Spacey Sian D, Materek Luke A, Szczygielski Blajez I, Bird Thomas D
Division of Neurology, Brain Research Center, University of British Columbia, Vancouver, Canada.
Arch Neurol. 2005 Feb;62(2):314-6. doi: 10.1001/archneur.62.2.314.
Episodic ataxia type 2 (EA2) is an autosomal dominant condition that results from mutations in the CACNA1A gene. It is characterized by episodes of ataxia and nystagmus that typically last hours.
To describe the clinical and genetic features of 2 unrelated patients who developed EA2 in childhood and late-onset dystonia.
Pedigree study.
University academic teaching hospital.
Two unrelated patients with childhood-onset EA2 and adult-onset dystonia were identified through a neurogenetics clinic. The CACNA1A gene was screened by heteroduplex analysis and sequencing for mutations.
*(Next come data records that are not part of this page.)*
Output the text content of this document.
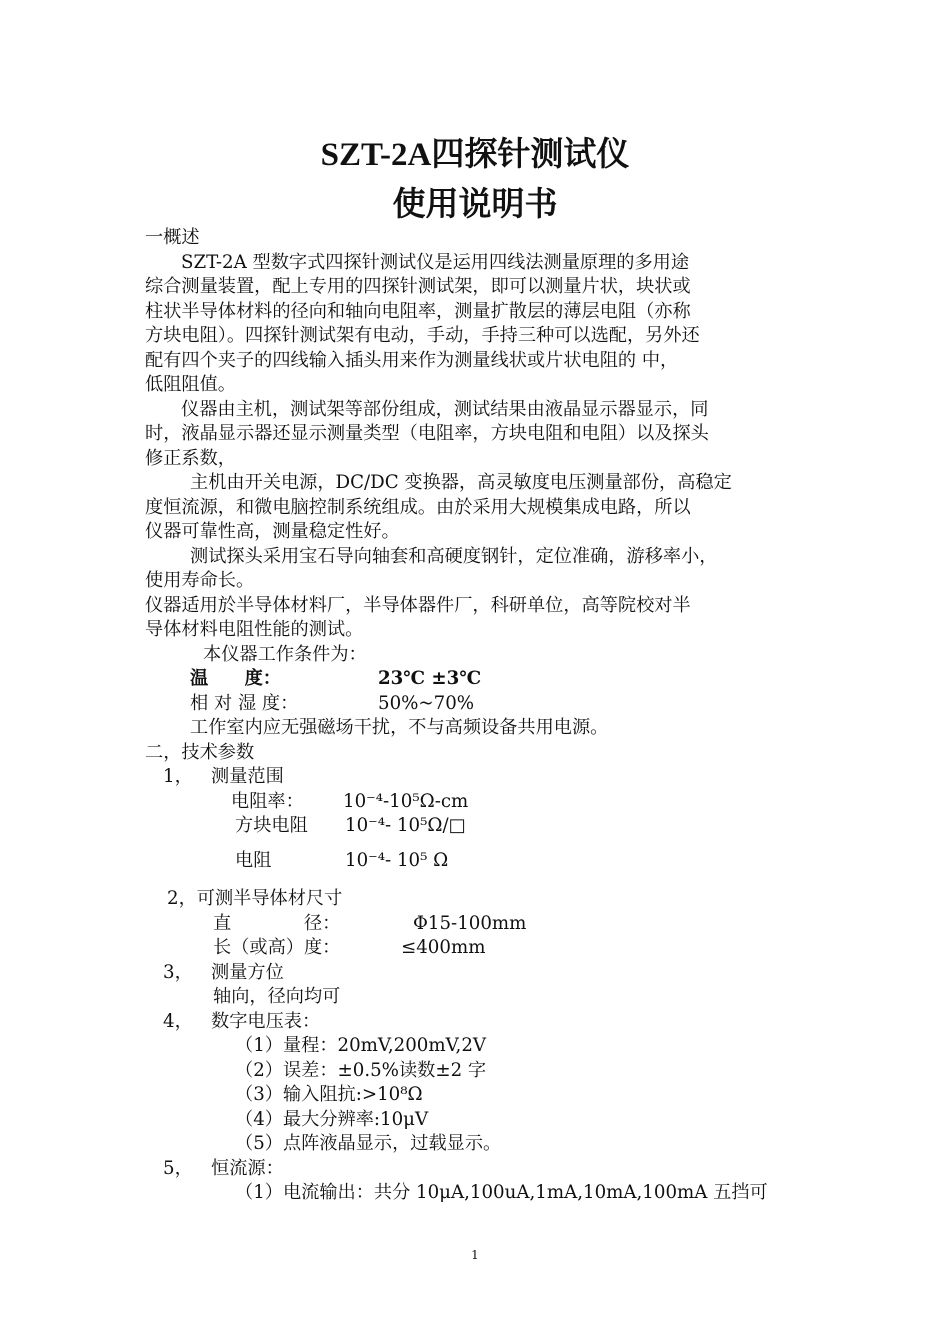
SZT-2A四探针测试仪
使用说明书
一概述
SZT-2A 型数字式四探针测试仪是运用四线法测量原理的多用途
综合测量装置，配上专用的四探针测试架，即可以测量片状，块状或
柱状半导体材料的径向和轴向电阻率，测量扩散层的薄层电阻（亦称
方块电阻）。四探针测试架有电动，手动，手持三种可以选配，另外还
配有四个夹子的四线输入插头用来作为测量线状或片状电阻的 中，
低阻阻值。
仪器由主机，测试架等部份组成，测试结果由液晶显示器显示，同
时，液晶显示器还显示测量类型（电阻率，方块电阻和电阻）以及探头
修正系数，
主机由开关电源，DC/DC 变换器，高灵敏度电压测量部份，高稳定
度恒流源，和微电脑控制系统组成。由於采用大规模集成电路，所以
仪器可靠性高，测量稳定性好。
测试探头采用宝石导向轴套和高硬度钢针，定位准确，游移率小，
使用寿命长。
仪器适用於半导体材料厂，半导体器件厂，科研单位，高等院校对半
导体材料电阻性能的测试。
本仪器工作条件为：
温　　度：	23℃ ±3℃
相 对 湿 度：	50%~70%
工作室内应无强磁场干扰，不与高频设备共用电源。
二，技术参数
1， 测量范围
电阻率： 10⁻⁴-10⁵Ω-cm
方块电阻 10⁻⁴- 10⁵Ω/□
电阻	10⁻⁴- 10⁵ Ω
2，可测半导体材尺寸
直　　　　径：	Φ15-100mm
长（或高）度：	≤400mm
3， 测量方位
轴向，径向均可
4， 数字电压表：
（1）量程：20mV,200mV,2V
（2）误差：±0.5%读数±2 字
（3）输入阻抗:>10⁸Ω
（4）最大分辨率:10μV
（5）点阵液晶显示，过载显示。
5， 恒流源：
（1）电流输出：共分 10μA,100uA,1mA,10mA,100mA 五挡可
1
Mutations in the CACNA1A gene.
Novel mutations in the pore-forming subunit of the P/Q-type calcium channels were found in both pedigrees. None of the family members carried an expansion of the CAG sequence that is found in the carboxy terminus of the CACNA1A gene.
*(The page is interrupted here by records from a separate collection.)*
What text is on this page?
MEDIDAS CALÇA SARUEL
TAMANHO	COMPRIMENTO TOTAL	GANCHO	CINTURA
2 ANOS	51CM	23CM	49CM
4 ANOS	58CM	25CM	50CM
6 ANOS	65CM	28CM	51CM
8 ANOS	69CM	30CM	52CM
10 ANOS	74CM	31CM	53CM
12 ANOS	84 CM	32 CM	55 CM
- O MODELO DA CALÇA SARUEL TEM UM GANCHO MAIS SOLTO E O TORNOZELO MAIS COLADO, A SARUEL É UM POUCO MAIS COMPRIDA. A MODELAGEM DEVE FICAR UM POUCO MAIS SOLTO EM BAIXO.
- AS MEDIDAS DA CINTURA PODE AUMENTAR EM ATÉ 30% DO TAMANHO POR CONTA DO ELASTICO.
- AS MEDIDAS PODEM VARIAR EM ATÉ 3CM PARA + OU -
Truncating mutations are the most common mutations to cause EA2. We have identified 2 novel truncating mutations that are associated with interictal dystonia. The dystonia is a late feature in this disease and may be a manifestation of a degenerative cerebellar process.
发作性共济失调2型(EA2)是一种常染色体显性遗传病,由CACNA1A基因突变引起。其特征为共济失调和眼球震颤发作,通常持续数小时。
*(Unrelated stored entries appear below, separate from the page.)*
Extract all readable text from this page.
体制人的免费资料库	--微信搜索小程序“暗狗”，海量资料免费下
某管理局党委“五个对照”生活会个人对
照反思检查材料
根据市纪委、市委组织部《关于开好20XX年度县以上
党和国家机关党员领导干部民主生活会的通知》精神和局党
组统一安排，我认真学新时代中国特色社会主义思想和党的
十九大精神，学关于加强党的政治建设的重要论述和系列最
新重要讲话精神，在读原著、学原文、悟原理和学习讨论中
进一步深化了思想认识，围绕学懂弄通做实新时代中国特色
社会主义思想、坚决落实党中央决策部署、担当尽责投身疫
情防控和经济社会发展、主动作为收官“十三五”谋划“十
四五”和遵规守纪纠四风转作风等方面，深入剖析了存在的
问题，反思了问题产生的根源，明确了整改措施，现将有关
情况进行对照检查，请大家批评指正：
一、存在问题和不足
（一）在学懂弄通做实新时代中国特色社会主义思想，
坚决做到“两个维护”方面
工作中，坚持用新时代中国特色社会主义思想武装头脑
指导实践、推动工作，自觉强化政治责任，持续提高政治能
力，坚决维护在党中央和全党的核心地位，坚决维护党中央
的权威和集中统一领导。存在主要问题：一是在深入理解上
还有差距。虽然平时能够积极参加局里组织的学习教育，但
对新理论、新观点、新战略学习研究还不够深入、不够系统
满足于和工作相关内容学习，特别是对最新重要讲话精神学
描述2例儿童期发病的EA2及迟发性肌张力障碍的非亲缘关系患者的临床和遗传学特征。
系谱研究。
大学学术教学医院。
通过神经遗传学门诊确定了2例儿童期发病的EA2及成人期发病的肌张力障碍的非亲缘关系患者。采用异源双链分析和测序对CACNA1A基因进行突变筛查。
CACNA1A基因突变。
在两个家系中均发现了P/Q型钙通道孔形成亚基的新突变。所有家庭成员均未携带CACNA1A基因羧基末端存在的CAG序列扩增。
截短突变是导致EA2的最常见突变。我们发现了2种与发作间期肌张力障碍相关的新的截短突变。肌张力障碍是该病的晚期特征,可能是小脑退行性变的一种表现。